1000 lat po Ziemi - a miało być tak pięknie... - evilmg - 15 czerwca 2013

1000 lat po Ziemi - a miało być tak pięknie...

1000 lat po Ziemi to film science fiction opowiadający historię ojca i syna, którzy przeżywają katastrofę swojego statku kosmicznego. Problem w tym, że rozbili się na planecie, na której wszystko chce im odgryźć głowę, powietrze nie za bardzo nadaje się do oddychania (lokalne lasy najwyraźniej mocno się opieprzają), a żeby wezwać pomoc trza dostać się do części statku która oderwała się podczas wejścia w atmosferę i rozbiła się prawie sto kilometrów dalej. Co gorsza starszy z rozbitków ma połamane giry. Wychodzi na to, że na morderczą wycieczkę trzeba wysłać młodego...

To co przeczytaliście powyżej to z grubsza zarysowana fabuła nowego filmu z duetem Smithów w akcji. Całość zapowiadała się całkiem nieźle, ale w praktyce wyszła... kupa. Jeśli ludzie z filmweb.pl mają rację to 1000 lat po Ziemi w założeniu miało być filmem przygodowym opowiadającym bliźniaczą historię nastolatka, który przedziera się przez las chcąc sprowadzić pomoc dla ojca, który miał wypadek na campingu. Szczerze mówiąc gdyby twórcy trzymali się pierwotnej koncepcji to ten film byłby zapewne o wiele lepszy.

 

Wróćmy jednak do fabuły. Generał Cypher Raige wraca do domu, do rodziny. W planach ma przejście na emeryturę i zajęcie się czymś mniej stresującym niż eksterminacja potworów, które polują na ludzi.
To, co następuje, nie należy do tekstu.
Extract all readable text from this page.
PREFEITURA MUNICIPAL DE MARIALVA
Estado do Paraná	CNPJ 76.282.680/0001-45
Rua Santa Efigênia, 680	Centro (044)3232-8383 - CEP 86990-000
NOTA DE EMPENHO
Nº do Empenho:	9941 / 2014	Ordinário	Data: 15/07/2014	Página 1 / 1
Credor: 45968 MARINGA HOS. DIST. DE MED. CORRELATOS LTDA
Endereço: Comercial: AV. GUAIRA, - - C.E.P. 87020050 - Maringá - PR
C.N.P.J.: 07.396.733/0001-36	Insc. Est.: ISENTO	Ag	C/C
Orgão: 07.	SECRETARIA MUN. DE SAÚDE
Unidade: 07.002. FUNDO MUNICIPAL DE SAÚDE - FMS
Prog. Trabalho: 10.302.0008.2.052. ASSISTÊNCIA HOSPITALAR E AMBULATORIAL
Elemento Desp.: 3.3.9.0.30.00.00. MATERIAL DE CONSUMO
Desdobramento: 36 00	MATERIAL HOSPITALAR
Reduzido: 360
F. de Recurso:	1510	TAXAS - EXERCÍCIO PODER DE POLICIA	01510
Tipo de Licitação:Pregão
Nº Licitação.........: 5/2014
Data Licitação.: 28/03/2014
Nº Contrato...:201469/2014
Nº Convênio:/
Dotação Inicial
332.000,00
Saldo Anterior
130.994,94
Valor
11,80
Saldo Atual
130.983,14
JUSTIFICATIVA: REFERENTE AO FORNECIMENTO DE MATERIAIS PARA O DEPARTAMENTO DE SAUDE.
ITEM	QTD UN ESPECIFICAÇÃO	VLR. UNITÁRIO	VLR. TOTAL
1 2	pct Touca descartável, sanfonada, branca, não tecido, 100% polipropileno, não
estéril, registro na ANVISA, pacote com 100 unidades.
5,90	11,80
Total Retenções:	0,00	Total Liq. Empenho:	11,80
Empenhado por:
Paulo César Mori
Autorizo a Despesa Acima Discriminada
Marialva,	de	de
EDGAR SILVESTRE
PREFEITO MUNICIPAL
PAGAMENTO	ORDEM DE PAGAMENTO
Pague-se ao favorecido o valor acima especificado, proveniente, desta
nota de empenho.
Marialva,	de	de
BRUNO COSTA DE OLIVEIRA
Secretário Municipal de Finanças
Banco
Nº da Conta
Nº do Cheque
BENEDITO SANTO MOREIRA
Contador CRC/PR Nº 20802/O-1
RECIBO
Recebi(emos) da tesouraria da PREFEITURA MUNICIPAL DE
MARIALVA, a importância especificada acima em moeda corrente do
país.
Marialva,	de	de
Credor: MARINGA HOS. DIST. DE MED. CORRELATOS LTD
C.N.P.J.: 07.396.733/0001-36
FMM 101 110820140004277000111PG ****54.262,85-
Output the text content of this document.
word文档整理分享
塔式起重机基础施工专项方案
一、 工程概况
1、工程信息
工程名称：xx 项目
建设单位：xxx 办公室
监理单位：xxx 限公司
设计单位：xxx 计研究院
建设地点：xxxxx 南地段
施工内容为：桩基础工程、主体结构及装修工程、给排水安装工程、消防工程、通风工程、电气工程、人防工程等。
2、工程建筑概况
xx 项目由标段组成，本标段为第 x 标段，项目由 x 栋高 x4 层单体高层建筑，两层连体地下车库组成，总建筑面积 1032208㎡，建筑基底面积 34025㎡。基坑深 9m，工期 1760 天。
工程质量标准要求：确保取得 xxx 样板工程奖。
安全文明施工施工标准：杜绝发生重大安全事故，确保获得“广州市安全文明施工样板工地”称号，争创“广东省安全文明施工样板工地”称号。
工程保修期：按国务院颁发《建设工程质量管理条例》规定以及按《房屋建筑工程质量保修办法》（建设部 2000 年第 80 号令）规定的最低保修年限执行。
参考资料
W domu spotyka się z żoną i synem, z którym nie potrafi się oczywiście dogadać. Za namową żony Cypher zabiera dzieciaka ze sobą na "wycieczkę" na odległą planetę na której ma załatwić jakieś wojskowe sprawy (kompletnie nie mają znaczenia dla dalszej fabuły), ale statek po drodze szlag trafia i katastrofę przeżywają jedynie nasi dzielni Smithowie. Żeby było śmieszniej statek przewoził jednego potwornego ufoka hodowanego w celach ćwiczebnych. Niemilce z jego gatunku są na szczęście ślepe, ale za to mają cholernie czuły węch dzięki, któremu mogą wyczuć... ludzki strach, a przynajmniej feromony, które wydziela przestraszony człowiek. W każdym razie nasi dzielni bohaterowie na planecie, która okazuje się Ziemią (nie ma to znaczenia dla fabuły) zostać nie mogą i młody rusza wysłać sygnał będący lokalnym odpowiednikiem naszego SOS. Jak można się domyślić wyprawa łatwa nie będzie i dzieciaka czeka walka z dziką przyrodą i własnymi słabościami. Owa dzika przyroda jest swoją drogą jakaś podejrzana, bo podobno wszystko tam ewoluowało tak by zabijać ludzi. Dowcip polega na tym, że ludzi tam nie było od tysiąca lat. Czyli wychodzi na to, że wszystkie te mordercze skurczybyki musiały trenować na manekinach.

 

Jedyne na co Kitai, bo tak się szczeniak nazywa, może liczyć to porady ojca i kretyńskie rozwiązania fabularne. Tych drugich jest zdecydowanie więcej i wszystkie wynikają z tego, że ktoś uparł się by zrobić z tego film science fiction. Przykład? Ot choćby klimat planety, który sprawia, że w nocy jest tak zimno, że ludzie umierają z wyziębienia w ciągu kilku minut. Żeby przeżyć noc trzeba dotrzeć do jednego z punktów, które po ichniemu się "hot spot" nazywają, ale internetu tam niestety nie ma. Za to dzięki różnym czynnikom temperatura nie spada tam do zabójczych poziomów. No i git, ale najwyraźniej lokalna fauna nie potrzebuje tych miejsc, bo jedynymi żywymi istotami, które poszukują "hot spotów" są nasi bohaterowie. Jeszcze lepsze jest to, że bohaterowie noszą odpicowane kombinezony, które dopasowują się do otoczenia, są prawie niezniszczalne, pozwalają na skydiving, mają kupę wypasionych funkcji, ale nie utrzymują temperatury ciała na odpowiednim poziomie... Zresztą ekwipunek z jakim chadzają tutejsi ludzi w ogóle jest zabawny. Armia do walki z tymi ślepymi ufokami używa jedynie broni białej (taką jedynie jest dane nam zaobserwować. Co ciekawe stworzonka, z którymi walczą czują "strach", ale stojąc nad spoconym jak... coś bardzo spoconego człowiekiem są kompletnie bezradne i kręcą się jedynie zdezorientowane.

 

Jeśli pominąć głupkowate rozwiązania to jedyne co przemawia za tym filmem to efekty specjalne i krajobrazy. Postać grana przez Willa Smitha służy jedynie do denerwowania widza sztywnymi odzywkami, bo nic innego nie robi z uwagi na swoje rany. Smith nie miał tam w zasadzie czego grać, bo jedynie siedzi i wydaje synowi polecenia tonem, było nie było, wojskowego. Film w teorii należy do Jadena, ale ten tak naprawdę nie pokazał nic. Zagrał poprawnie i nic ponadto, już w Karate Kid było lepiej.

 

Choćbym nie wiem jak się starał nie potrafię podejść do tego filmu na serio. Całość jest prosta jak budowa cepa i poobklejana bonusami w postaci absurdalnych dodatków sci-fi, "bo fantastyka się sprzedaje". 1000 lat po Ziemi daje się obejrzeć, ale znacznie lepiej wypadłby jako familijny film przygodowy osadzony w naszych realiach. I na tym poprzestańmy.